Sango Sho Awamori is made using the classic ingredients of thai style long grain rice and black koji. Given this, it doesn’t venture far from classic awamori flavors. As Awamori goes, I would consider Sango Sho to be fairly smooth and easy to drink. This is due to it being aged 3 years. Normally aging for years can add additional nuances that are picked up from different types of wooden barrels. In this case Yamakawa chose to age Sango Sho in stainless steel, so the result is a relatively mild awamori. On Yamakawa Distillery’s website they describe Sango Sho as being ideal for people who are new to Awamori and popular with women in Japan. All this mildness being said, it should be realized that Sango Sho is 60 proof, which is significantly stronger than many types of shochu.

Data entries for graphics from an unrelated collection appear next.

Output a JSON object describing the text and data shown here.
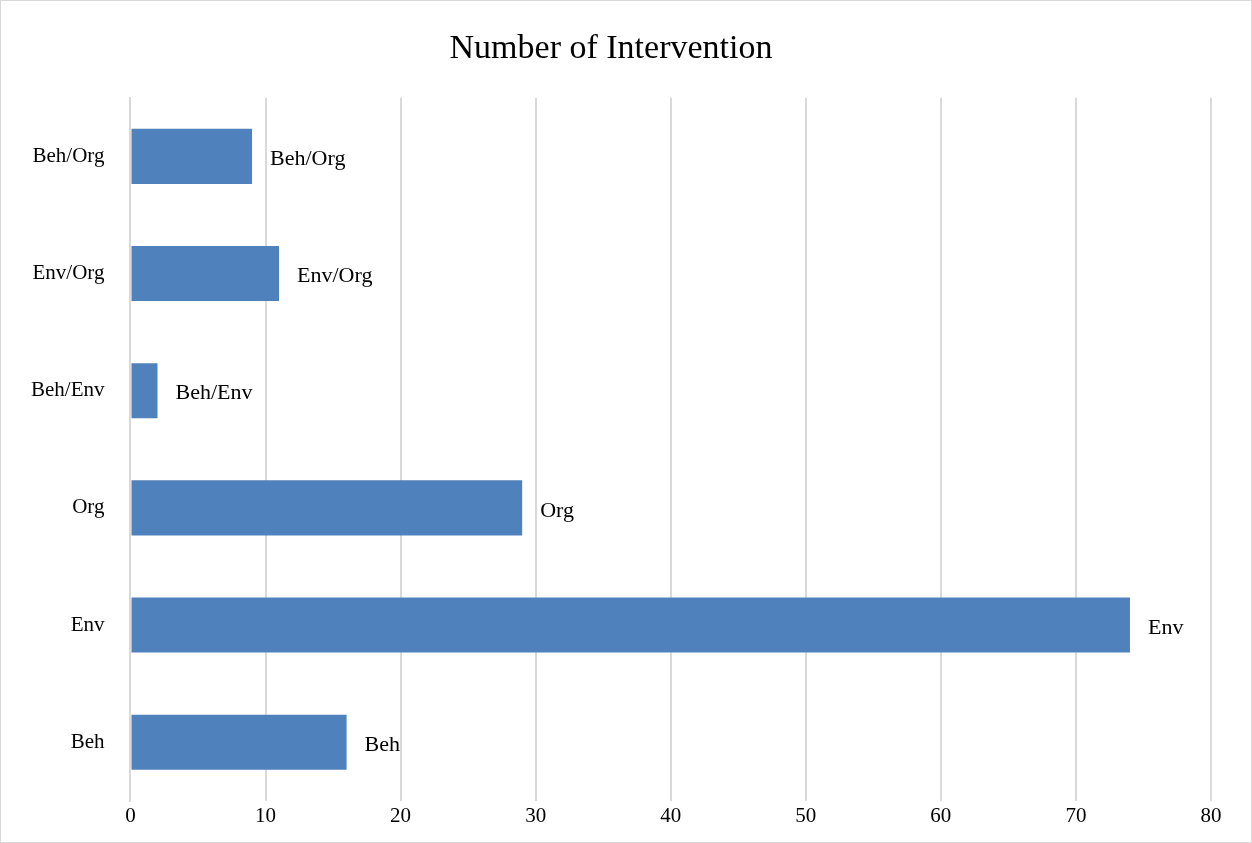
{
  "chart_data": {
    "type": "bar",
    "orientation": "horizontal",
    "title": "Number of Intervention",
    "categories": [
      "Beh/Org",
      "Env/Org",
      "Beh/Env",
      "Org",
      "Env",
      "Beh"
    ],
    "values": [
      9,
      11,
      2,
      29,
      74,
      16
    ],
    "value_labels": [
      "Beh/Org",
      "Env/Org",
      "Beh/Env",
      "Org",
      "Env",
      "Beh"
    ],
    "color": "#4f81bd",
    "xlim": [
      0,
      80
    ],
    "xticks": [
      0,
      10,
      20,
      30,
      40,
      50,
      60,
      70,
      80
    ],
    "grid": "x"
  }
}
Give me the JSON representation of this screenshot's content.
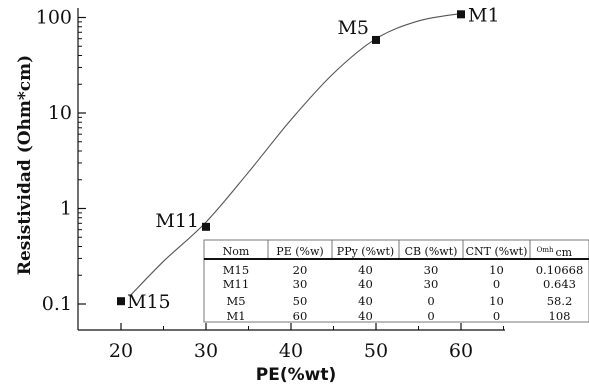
{
  "chart_data": {
    "type": "scatter",
    "xlabel": "PE(%wt)",
    "ylabel": "Resistividad (Ohm*cm)",
    "xlim": [
      15,
      65
    ],
    "ylim": [
      0.07,
      150
    ],
    "yscale": "log",
    "grid": false,
    "x_ticks": [
      "20",
      "30",
      "40",
      "50",
      "60"
    ],
    "y_ticks": [
      "0.1",
      "1",
      "10",
      "100"
    ],
    "series": [
      {
        "points": [
          {
            "label": "M15",
            "x": 20,
            "y": 0.107
          },
          {
            "label": "M11",
            "x": 30,
            "y": 0.643
          },
          {
            "label": "M5",
            "x": 50,
            "y": 58.2
          },
          {
            "label": "M1",
            "x": 60,
            "y": 108
          }
        ]
      }
    ],
    "fit_curve": {
      "type": "sigmoidal",
      "x": [
        21,
        25,
        30,
        35,
        40,
        45,
        50,
        55,
        60
      ],
      "y": [
        0.12,
        0.28,
        0.72,
        2.4,
        8.5,
        26,
        60,
        92,
        110
      ]
    },
    "table": {
      "headers": [
        "Nom",
        "PE (%w)",
        "PPy (%wt)",
        "CB (%wt)",
        "CNT (%wt)",
        "Omh cm"
      ],
      "rows": [
        [
          "M15",
          "20",
          "40",
          "30",
          "10",
          "0.10668"
        ],
        [
          "M11",
          "30",
          "40",
          "30",
          "0",
          "0.643"
        ],
        [
          "M5",
          "50",
          "40",
          "0",
          "10",
          "58.2"
        ],
        [
          "M1",
          "60",
          "40",
          "0",
          "0",
          "108"
        ]
      ]
    }
  }
}
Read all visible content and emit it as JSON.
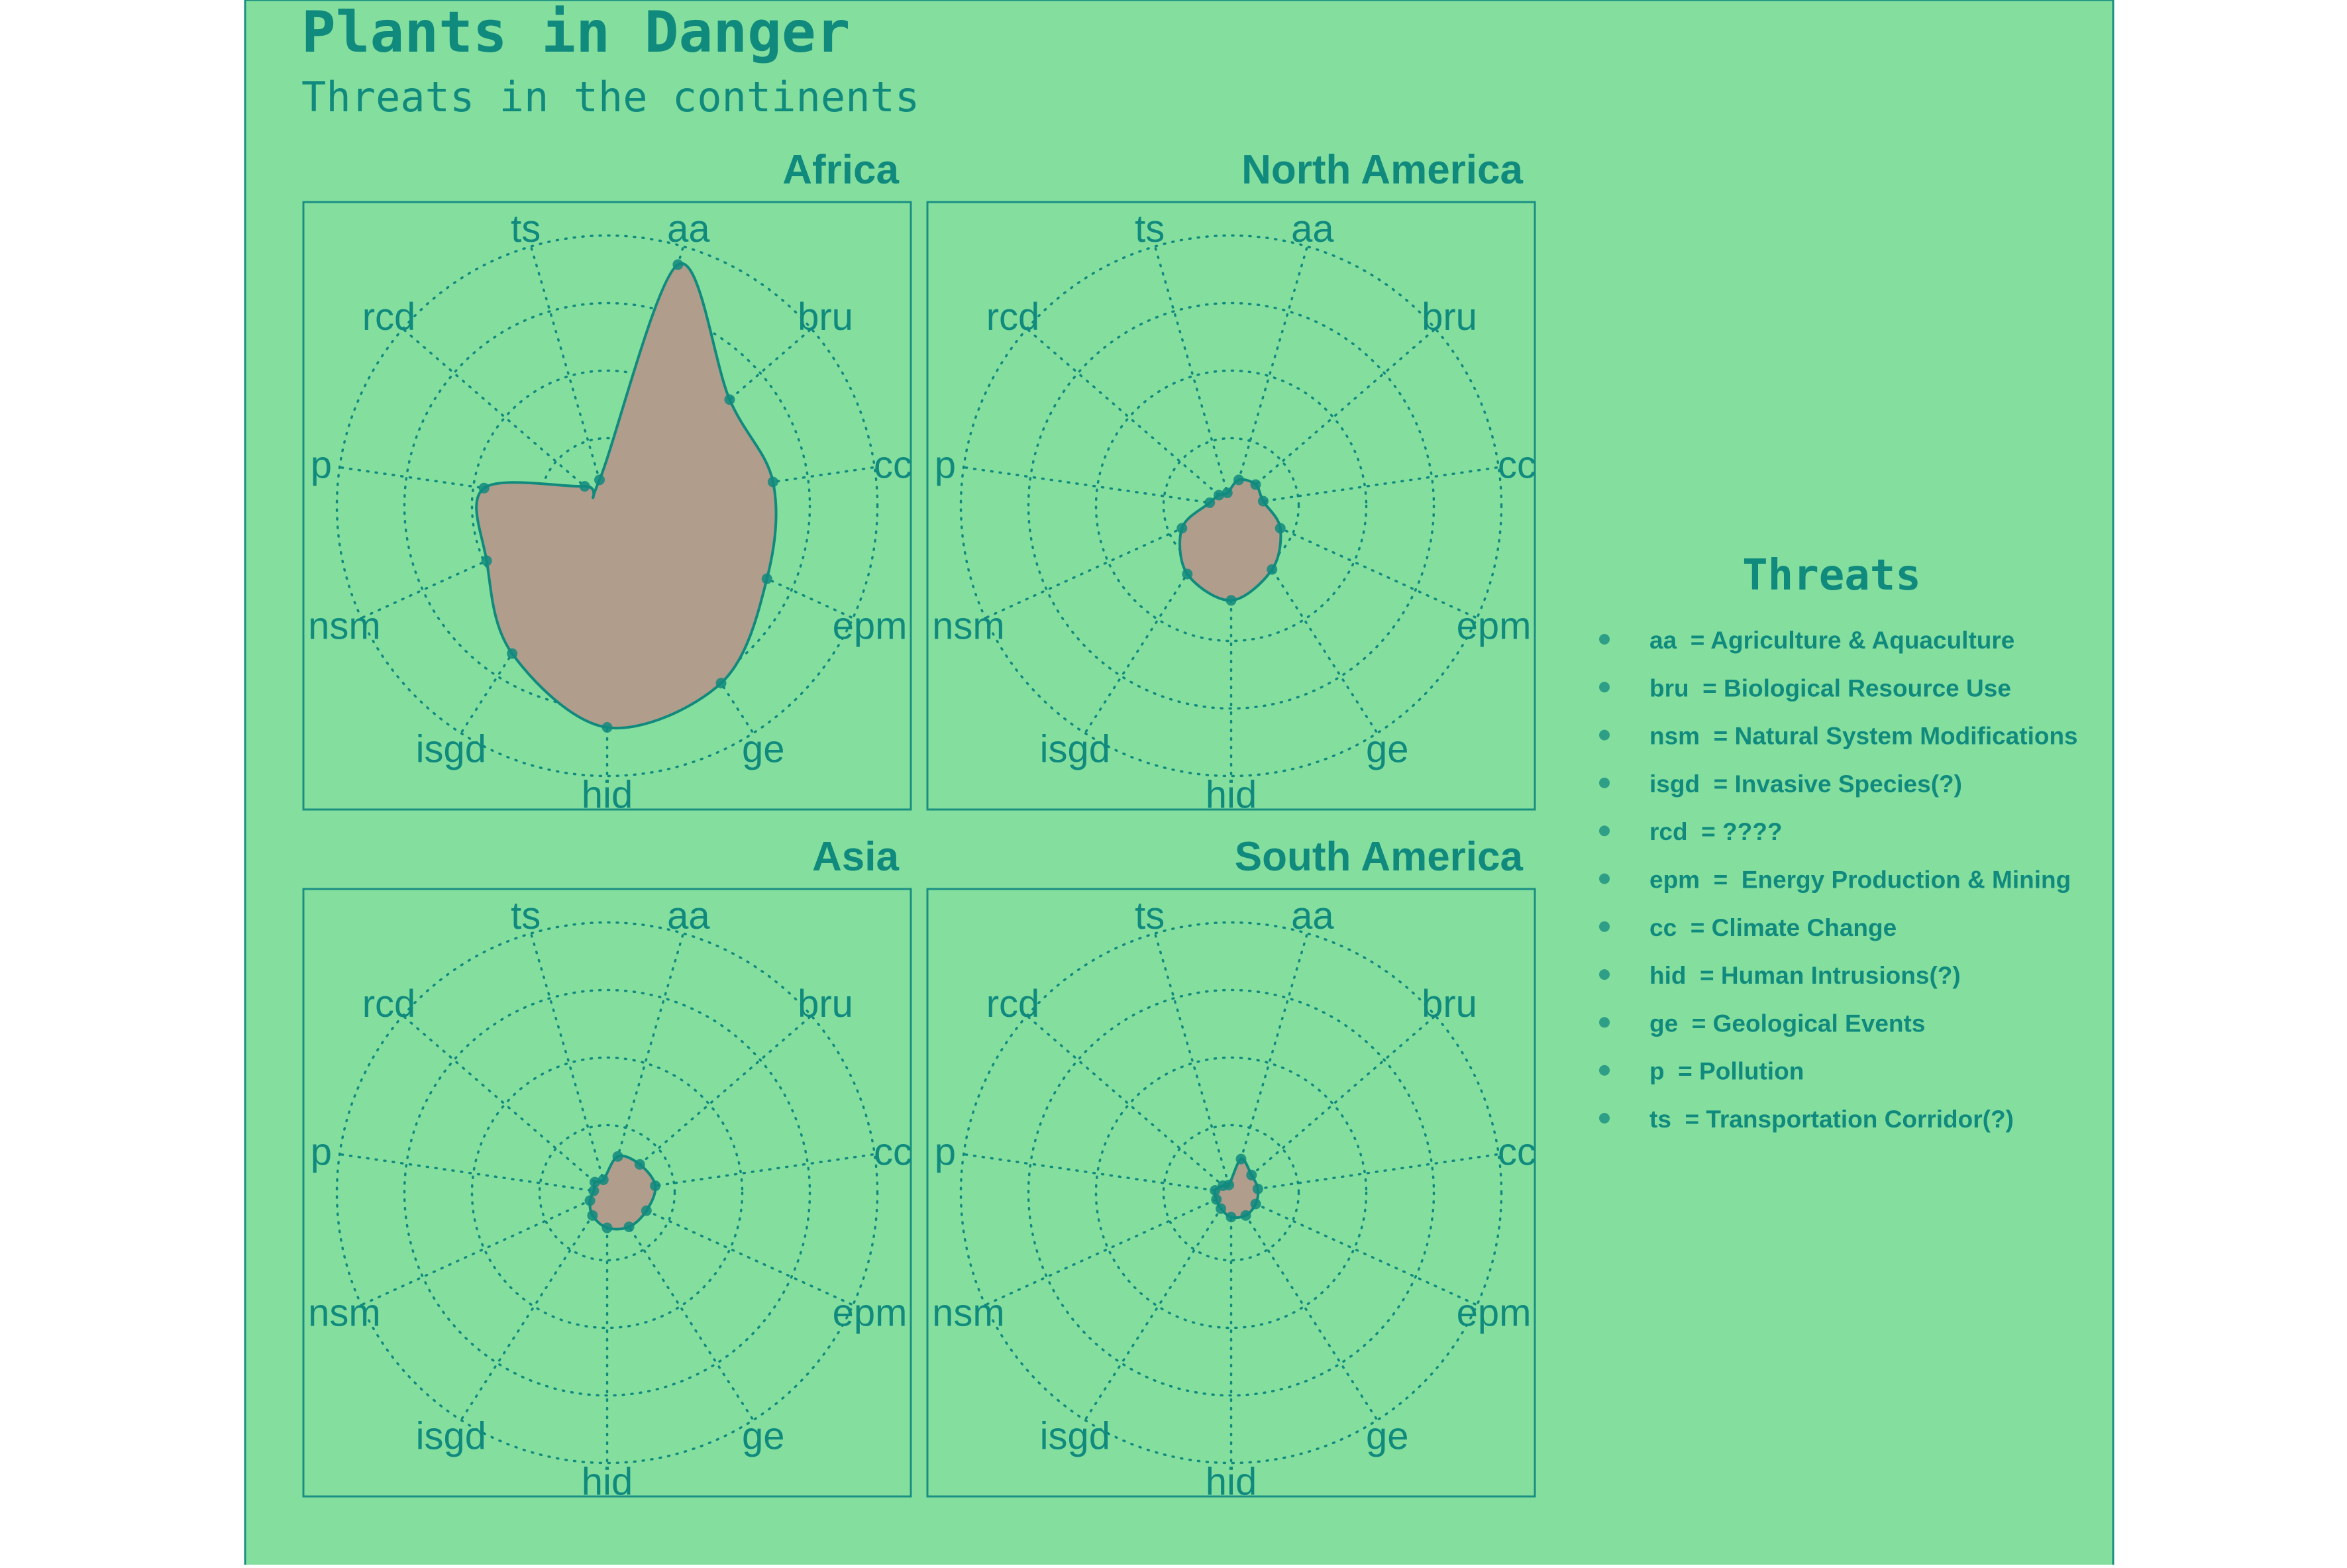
{
  "title": "Plants in Danger",
  "subtitle": "Threats in the continents",
  "colors": {
    "background": "#84DF9F",
    "accent": "#118A7E",
    "fill": "#B09D8B",
    "border": "#1A8F82"
  },
  "legend": {
    "title": "Threats",
    "items": [
      "aa  = Agriculture & Aquaculture",
      "bru  = Biological Resource Use",
      "nsm  = Natural System Modifications",
      "isgd  = Invasive Species(?)",
      "rcd  = ????",
      "epm  =  Energy Production & Mining",
      "cc  = Climate Change",
      "hid  = Human Intrusions(?)",
      "ge  = Geological Events",
      "p  = Pollution",
      "ts  = Transportation Corridor(?)"
    ]
  },
  "chart_data": {
    "type": "radar",
    "axes": [
      "aa",
      "bru",
      "cc",
      "epm",
      "ge",
      "hid",
      "isgd",
      "nsm",
      "p",
      "rcd",
      "ts"
    ],
    "rlim": [
      0,
      1
    ],
    "grid": true,
    "legend_position": "right",
    "panels": [
      {
        "name": "Africa",
        "values": [
          0.93,
          0.6,
          0.62,
          0.65,
          0.78,
          0.82,
          0.65,
          0.49,
          0.46,
          0.11,
          0.1
        ]
      },
      {
        "name": "North America",
        "values": [
          0.1,
          0.12,
          0.12,
          0.2,
          0.28,
          0.35,
          0.3,
          0.2,
          0.08,
          0.06,
          0.05
        ]
      },
      {
        "name": "Asia",
        "values": [
          0.14,
          0.16,
          0.18,
          0.16,
          0.15,
          0.13,
          0.1,
          0.07,
          0.05,
          0.06,
          0.05
        ]
      },
      {
        "name": "South America",
        "values": [
          0.13,
          0.1,
          0.1,
          0.1,
          0.1,
          0.09,
          0.07,
          0.06,
          0.06,
          0.04,
          0.03
        ]
      }
    ]
  }
}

Sango Sho Awamori unfortunately seems to be unavailable in the United States. It seems to run about $19 in Japan. One thing to note, Yamakawa Distillery does offer tours of the their distilling house and they have many types of Awamori that have been aged far longer and far more premium than Sango Sho. I’ll deffinitely consider stopping here the next time I find myself in Okinanwa. Though a decent value at this price, given the 2 bottle limit to the number of bottles one can bring back from Japan on the airplane, there are probably other bottles more deserving of being in your top two. That said, if you are spending time in Japan, and are in the mood for Awamori, you could do far worse than Sango Sho Awamori.